UN organisations call for ban on ‘virginity tests’
CASABLANCA - The World Health Organisation, UN Human Rights and UN Women called on several countries in many parts of the world, including the Middle East and North Africa region, to eliminate “virginity tests” before marriage, saying the practice reflects gender discrimination against women.
“Virginity testing — a gynaecological examination conducted under the belief that it determines whether a woman or girl has had vaginal intercourse — must end,” the three organisations said in a statement.
Virginity tests have been documented in at least 20 countries. The practice has been noticed in the last few years in European countries with sizeable Muslim populations, such as Belgium and the United Kingdom.
Virginity tests have been documented in at least 20 countries, including Iran, Iraq, Sri Lanka, Turkey, Jordan and Morocco.
“In a global call to eliminate violence against women and girls everywhere, this medically unnecessary, and often times painful, humiliating and traumatic practice must end,” said the NGOs.
They stressed that the concept of “virginity” is a social, cultural and religious construct that reflects gender discrimination against women and girls.
“The social expectation that girls and women should remain ‘virgins’ (i.e. without having sexual intercourse) is based on stereotyped notions that female sexuality should be curtailed within marriage. This notion is harmful to women and girls globally,” they said.
A Moroccan gynaecologist, who spoke on condition of anonymity due to the sensitivity of his work, said virginity tests were done in public hospitals only upon request from the public prosecutor in rape cases.
However, he said the procedure was common in the private sector when the couple agreed to do it before marriage.
“Rather than ask for a virginity test, the couple should opt for a thorough check-up against sexually transmitted diseases or hepatitis B,” the doctor said.
The NGOs warned that virginity tests were not only a violation of women’s and girls’ human rights but in cases of rape could cause additional pain and mimic the act of sexual violence, leading to a victim reliving the experience and becoming further traumatised.
The virginity test is a popular practice among some Moroccans despite the Westernised lifestyle in the North African country. Some women opt for various methods to try to meet their fiance’s demand.
“Many girls resort to hymenoplasty in major cities to restore their hymen,” the doctor said. “Others insert blood capsules or chicken blood on their wedding night before the sexual intercourse. The list goes on.”
Bouchaib from Berchid region, 20km from Casablanca, said the tradition in their family is that the mother of the groom leaves the room of the married couple with the bride’s white trousers stained in blood to prove her virginity to guests.
“I know it’s a disgusting practice but it’s about the groom’s pride,” said Bouchaib.
The doctor said that Moroccan customs and attitudes need to be changed through raising awareness among men that some women could be born without hymen besides the more important social and economic issues that should be looked into other than virginity.
The NGOs said that many women suffer short- and long-term physical, psychological and social consequences of virginity testing. Some attempt suicide or are killed in the name of “honour.”
They called for an urgent need to raise awareness among health professionals and communities of the detrimental effects of performing this test on women and girls, its lack of scientific validity and the need to eliminate its use.

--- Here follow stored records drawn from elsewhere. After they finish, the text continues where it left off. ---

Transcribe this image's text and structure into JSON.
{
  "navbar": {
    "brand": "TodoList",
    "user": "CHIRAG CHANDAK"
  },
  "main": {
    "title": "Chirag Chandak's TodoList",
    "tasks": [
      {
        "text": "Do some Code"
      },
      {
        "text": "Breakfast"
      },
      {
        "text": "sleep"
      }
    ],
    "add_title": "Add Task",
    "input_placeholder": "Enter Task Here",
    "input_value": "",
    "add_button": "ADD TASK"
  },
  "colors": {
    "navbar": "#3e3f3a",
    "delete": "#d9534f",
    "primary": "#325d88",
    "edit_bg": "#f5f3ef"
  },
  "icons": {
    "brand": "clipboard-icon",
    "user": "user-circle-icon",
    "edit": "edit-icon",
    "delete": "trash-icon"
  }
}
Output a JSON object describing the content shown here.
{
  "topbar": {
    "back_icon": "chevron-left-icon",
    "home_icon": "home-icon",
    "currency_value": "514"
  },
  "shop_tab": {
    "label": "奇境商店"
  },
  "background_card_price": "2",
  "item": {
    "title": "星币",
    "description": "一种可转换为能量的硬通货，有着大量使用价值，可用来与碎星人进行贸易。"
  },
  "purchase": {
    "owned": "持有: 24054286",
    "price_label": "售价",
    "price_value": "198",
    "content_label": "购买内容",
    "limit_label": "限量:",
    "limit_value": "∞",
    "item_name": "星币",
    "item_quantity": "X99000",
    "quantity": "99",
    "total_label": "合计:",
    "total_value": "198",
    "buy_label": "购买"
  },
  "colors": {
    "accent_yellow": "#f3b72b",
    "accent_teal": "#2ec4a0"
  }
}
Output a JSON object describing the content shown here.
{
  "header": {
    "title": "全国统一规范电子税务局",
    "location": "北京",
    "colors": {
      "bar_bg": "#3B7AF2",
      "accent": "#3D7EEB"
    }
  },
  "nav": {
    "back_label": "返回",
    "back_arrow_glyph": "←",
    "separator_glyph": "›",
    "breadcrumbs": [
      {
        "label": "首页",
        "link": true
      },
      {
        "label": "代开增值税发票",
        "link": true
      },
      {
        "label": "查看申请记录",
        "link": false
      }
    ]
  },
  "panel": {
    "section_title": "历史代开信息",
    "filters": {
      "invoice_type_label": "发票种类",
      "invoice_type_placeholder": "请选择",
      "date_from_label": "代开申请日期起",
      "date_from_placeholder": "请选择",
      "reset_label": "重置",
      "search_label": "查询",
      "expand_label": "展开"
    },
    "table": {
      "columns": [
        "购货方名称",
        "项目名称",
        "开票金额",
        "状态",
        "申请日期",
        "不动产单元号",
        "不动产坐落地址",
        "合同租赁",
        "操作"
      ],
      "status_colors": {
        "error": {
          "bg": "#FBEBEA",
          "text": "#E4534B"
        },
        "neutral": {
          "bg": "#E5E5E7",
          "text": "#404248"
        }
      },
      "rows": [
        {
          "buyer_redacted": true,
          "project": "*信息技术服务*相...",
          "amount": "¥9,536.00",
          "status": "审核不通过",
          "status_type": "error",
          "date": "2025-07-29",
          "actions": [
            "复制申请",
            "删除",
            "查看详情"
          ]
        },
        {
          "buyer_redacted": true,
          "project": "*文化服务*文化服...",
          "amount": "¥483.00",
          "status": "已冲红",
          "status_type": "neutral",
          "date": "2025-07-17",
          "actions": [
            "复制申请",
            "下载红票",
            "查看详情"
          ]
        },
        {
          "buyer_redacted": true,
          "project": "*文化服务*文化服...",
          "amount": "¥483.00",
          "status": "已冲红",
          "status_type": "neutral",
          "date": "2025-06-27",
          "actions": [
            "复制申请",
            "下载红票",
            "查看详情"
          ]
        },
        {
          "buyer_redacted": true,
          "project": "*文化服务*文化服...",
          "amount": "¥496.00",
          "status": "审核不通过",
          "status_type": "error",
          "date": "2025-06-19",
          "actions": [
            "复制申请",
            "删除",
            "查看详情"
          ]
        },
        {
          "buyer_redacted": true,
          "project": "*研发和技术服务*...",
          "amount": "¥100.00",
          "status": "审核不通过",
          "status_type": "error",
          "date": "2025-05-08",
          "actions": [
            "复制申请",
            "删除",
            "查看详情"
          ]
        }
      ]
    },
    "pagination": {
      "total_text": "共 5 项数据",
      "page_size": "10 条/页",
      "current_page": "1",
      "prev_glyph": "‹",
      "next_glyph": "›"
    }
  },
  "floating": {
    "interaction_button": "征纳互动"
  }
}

They urged governments to enact and enforce laws that ban virginity testing.
Moroccan lawyer Zakaria Mrini said several divorce cases occurred because of the virginity issue.
“Many guys file for divorce after finding out that the wife is not virgin,” said Mrini, adding that there is no law that stipulates the woman must be virgin before marriage.
“Customs and traditions besides religion are key players in such divorce cases. The husband has to legally request that his wife should go for an examination to prove her non-virginity, while she has the right to accept or refuse the request,” he said, adding that the practice “is discriminatory” because men are not subject to virginity tests.
As shocking and archaic as the method may be, the report noted that virginity test is still practised in India, Brazil, Afghanistan, South Africa, Iran, Iraq, Sri Lanka, Turkey, Northern Ireland, Jordan, and several other countries.
In order to put an end to this form of testing, the NGOs suggested that efforts would have to be made at national and international levels, especially focusing on legislation and policies to help women.